As I understand it, he was trying to avoid being subjected to a second frivolous, highly stress-inducing investigation based on people trying to persecute him for doing nothing wrong. Are you now telling me that it's a case of fraud to try to avoid drawing the attention of those seeking to persecute you for nothing more than performing perfectly legal actions? The fact the investigators in the first case were FBI agents doesn't absolve them of culpability for pursuing an improper witch hunt investigation -- and the fact such a witch hunt investigation could result from Aaron's perfectly legal actions might have been enough to give him pause, to rethink how he does things so that he might be better protected. He probably figured "Well, this won't protect me from a targeted investigation, as it in no way really conceals the identity of the person doing it, but it might not trigger flags in some piece of software following network access behavior patterns on behalf of the witch hunt division of the FBI this time." Everything before the last comma in that hypothetical quote says "This is not fraud. I am not pretending to be someone else." Everything after that last comma says "I'm afraid of how people will ruin my life for doing something perfectly legal, so I should try to mitigate the likelihood of that." Yes, the technology is relevant, because the person using the technology in this case surely knows how it works and, as a result, surely is not using it to try to accomplish something (fraudulent concealment of identity) that he would know would not work anyway.
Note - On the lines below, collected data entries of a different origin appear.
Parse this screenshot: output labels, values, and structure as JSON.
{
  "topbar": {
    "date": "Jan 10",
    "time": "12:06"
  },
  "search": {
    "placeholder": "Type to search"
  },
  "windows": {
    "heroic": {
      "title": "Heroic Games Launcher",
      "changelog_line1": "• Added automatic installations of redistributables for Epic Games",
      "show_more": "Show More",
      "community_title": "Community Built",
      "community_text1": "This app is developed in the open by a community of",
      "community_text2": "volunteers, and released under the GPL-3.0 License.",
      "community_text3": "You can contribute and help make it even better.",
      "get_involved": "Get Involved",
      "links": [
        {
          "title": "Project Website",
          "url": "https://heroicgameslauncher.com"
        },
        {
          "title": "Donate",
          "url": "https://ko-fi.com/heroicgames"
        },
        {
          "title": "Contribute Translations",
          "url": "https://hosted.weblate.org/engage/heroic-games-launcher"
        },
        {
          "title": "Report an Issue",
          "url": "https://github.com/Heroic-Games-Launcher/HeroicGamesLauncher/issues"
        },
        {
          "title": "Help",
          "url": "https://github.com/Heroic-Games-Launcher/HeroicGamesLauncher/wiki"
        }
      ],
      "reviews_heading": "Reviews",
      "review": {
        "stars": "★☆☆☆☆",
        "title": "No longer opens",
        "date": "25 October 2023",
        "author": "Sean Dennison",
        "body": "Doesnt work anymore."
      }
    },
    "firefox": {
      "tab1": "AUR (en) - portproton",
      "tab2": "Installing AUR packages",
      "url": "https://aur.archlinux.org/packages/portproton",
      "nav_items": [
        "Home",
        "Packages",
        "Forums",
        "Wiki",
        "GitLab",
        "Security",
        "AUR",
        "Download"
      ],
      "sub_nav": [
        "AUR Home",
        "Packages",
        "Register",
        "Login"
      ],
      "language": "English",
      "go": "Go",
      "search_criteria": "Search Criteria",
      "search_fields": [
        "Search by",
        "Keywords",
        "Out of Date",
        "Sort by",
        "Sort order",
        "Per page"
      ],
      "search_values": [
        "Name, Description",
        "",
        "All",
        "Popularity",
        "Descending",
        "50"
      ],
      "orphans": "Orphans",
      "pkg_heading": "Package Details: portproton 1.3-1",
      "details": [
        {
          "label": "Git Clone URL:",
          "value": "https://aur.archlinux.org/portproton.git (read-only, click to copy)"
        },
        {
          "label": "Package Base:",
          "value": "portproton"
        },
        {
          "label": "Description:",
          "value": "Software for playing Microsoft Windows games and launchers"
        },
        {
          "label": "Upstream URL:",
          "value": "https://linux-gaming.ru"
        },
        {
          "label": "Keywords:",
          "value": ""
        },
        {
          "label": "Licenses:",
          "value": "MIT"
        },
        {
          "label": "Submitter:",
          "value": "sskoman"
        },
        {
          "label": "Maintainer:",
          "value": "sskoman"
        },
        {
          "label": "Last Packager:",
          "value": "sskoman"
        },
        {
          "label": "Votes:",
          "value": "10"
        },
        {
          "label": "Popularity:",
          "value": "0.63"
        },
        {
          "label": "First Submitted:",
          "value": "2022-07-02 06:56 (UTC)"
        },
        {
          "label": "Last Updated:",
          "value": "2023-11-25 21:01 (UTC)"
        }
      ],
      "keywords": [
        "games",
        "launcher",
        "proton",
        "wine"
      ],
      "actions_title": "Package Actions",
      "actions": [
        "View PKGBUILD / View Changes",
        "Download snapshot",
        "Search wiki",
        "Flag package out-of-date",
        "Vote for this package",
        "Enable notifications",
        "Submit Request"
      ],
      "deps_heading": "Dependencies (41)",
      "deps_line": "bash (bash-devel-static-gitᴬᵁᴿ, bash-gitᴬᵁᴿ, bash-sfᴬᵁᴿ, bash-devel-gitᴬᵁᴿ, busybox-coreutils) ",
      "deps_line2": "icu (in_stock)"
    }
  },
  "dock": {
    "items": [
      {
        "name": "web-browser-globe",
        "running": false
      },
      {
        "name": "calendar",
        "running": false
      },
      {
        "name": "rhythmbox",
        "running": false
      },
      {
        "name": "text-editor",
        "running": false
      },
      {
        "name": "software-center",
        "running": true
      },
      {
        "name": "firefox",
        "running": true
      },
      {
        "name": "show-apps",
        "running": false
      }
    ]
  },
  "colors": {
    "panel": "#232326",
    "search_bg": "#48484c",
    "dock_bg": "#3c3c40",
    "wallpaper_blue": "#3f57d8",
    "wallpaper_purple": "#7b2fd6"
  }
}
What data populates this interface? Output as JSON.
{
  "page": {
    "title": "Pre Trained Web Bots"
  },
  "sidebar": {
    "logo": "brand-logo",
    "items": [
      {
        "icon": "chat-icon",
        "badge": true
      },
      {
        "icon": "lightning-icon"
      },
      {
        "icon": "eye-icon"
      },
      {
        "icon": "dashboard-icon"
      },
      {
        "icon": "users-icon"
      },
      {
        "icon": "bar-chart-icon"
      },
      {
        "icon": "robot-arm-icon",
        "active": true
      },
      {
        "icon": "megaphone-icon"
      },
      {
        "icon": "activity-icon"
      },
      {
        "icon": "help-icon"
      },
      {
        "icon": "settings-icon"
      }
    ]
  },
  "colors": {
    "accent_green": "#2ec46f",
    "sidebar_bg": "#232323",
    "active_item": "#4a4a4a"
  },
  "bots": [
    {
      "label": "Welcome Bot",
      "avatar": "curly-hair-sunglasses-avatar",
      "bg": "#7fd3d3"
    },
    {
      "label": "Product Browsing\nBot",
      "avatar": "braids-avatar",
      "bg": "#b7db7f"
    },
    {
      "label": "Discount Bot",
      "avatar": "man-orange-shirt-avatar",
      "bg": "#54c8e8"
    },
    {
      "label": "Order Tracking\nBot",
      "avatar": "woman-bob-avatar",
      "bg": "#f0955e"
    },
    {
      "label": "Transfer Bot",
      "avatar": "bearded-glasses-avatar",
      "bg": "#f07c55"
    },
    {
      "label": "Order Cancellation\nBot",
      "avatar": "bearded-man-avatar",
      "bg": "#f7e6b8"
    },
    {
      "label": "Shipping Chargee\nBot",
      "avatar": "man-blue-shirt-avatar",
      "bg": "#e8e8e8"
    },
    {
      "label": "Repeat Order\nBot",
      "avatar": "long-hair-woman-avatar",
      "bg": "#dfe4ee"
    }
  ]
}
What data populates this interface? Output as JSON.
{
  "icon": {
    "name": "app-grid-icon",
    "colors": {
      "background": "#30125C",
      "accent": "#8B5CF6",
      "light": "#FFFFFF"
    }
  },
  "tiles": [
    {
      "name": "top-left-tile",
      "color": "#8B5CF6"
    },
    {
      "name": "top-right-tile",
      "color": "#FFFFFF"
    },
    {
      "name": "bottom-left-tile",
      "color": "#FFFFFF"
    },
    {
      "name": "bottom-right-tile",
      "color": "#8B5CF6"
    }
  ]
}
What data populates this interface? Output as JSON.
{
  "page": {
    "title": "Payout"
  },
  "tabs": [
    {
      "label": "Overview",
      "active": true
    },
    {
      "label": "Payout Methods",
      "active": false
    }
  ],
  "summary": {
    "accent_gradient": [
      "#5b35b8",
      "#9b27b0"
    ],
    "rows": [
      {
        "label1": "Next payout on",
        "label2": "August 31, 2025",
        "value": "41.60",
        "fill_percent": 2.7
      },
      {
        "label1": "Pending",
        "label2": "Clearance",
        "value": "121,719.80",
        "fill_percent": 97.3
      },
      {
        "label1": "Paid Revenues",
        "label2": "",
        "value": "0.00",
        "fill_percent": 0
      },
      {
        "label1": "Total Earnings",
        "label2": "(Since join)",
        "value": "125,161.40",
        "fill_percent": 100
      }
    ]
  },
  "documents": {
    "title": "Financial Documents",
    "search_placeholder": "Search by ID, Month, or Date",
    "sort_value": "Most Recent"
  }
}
How do you get form "This totally doesn't work like that, and Aaron Swartz would know it!" to "Aaron Swartz must have been trying to use it like that!" anyway? That makes no sense. It's like trying to prosecute a greenhouse manager for allowing Japanese maples to be grown in his greenhouse because they look like marijuana to the layman. "Marijuana is illegal, and this looks like marijuana, so we should put people in jail for growing this even though it's not actually marijuana or illegal in any way to grow it -- even if he's growing it knowing it's not marijuana because he's an expert horticulturist."

techrepublic@
techrepublic@

Changing MAC address does NOT in any way conceal a system. Someone like Aaron Swartz would know that. The change MAC to conceal system/user accusation is complete nonsense.

sboverie
sboverie

This type of lawyer gives a bad name to the ambulance chasers. The really bad news is that this type of lawyer is ambitious and will use the powerless to jump into an elected position and into congress.

SimonHobson
SimonHobson

Any reasonable person can see, and there is previous evidence for it, that applying too much pressure can drive someone to take their own life - hence I believe you would be correct in that there could be a charge of manslaughter to answer. However, there's not the slightest chance of ever getting that one off the ground. Lawyers attacking their own ? It would be like turkeys voting for Christmas (or insert relevant public holiday for your area).

info
info

The public prosecutor in Portugal is an official body charged with pursuing prospective criminal offenders to court for crimes committed there. Refusals can be scrutinized and overruled by the competent court. Courts and law enforcement have been very generous in helping bodies like ACAPOR to collect income for its members, if the infringement is substantiated. Bodies like ACAPOR always consider to shift respective work to legal enforcement. Without having examined the case, this may be sitting behind the prosecutor's refusal. Based on copyright, upper courts in Europe are very clear in holding a person seen as the owner of a machine using a specific IP address fully responsible for what is allocated to this machine in terms of civil as well as public and criminal law. SPs are obliged to take part in respective investigations on simple request by a claimant. In such regions, SPs expressively advise private customers to be careful with access rights and to control strictly users as well as use extent. This is publicly known and enforced against any traceable holder of the IP address, whose only excuse is to indicate the real offender.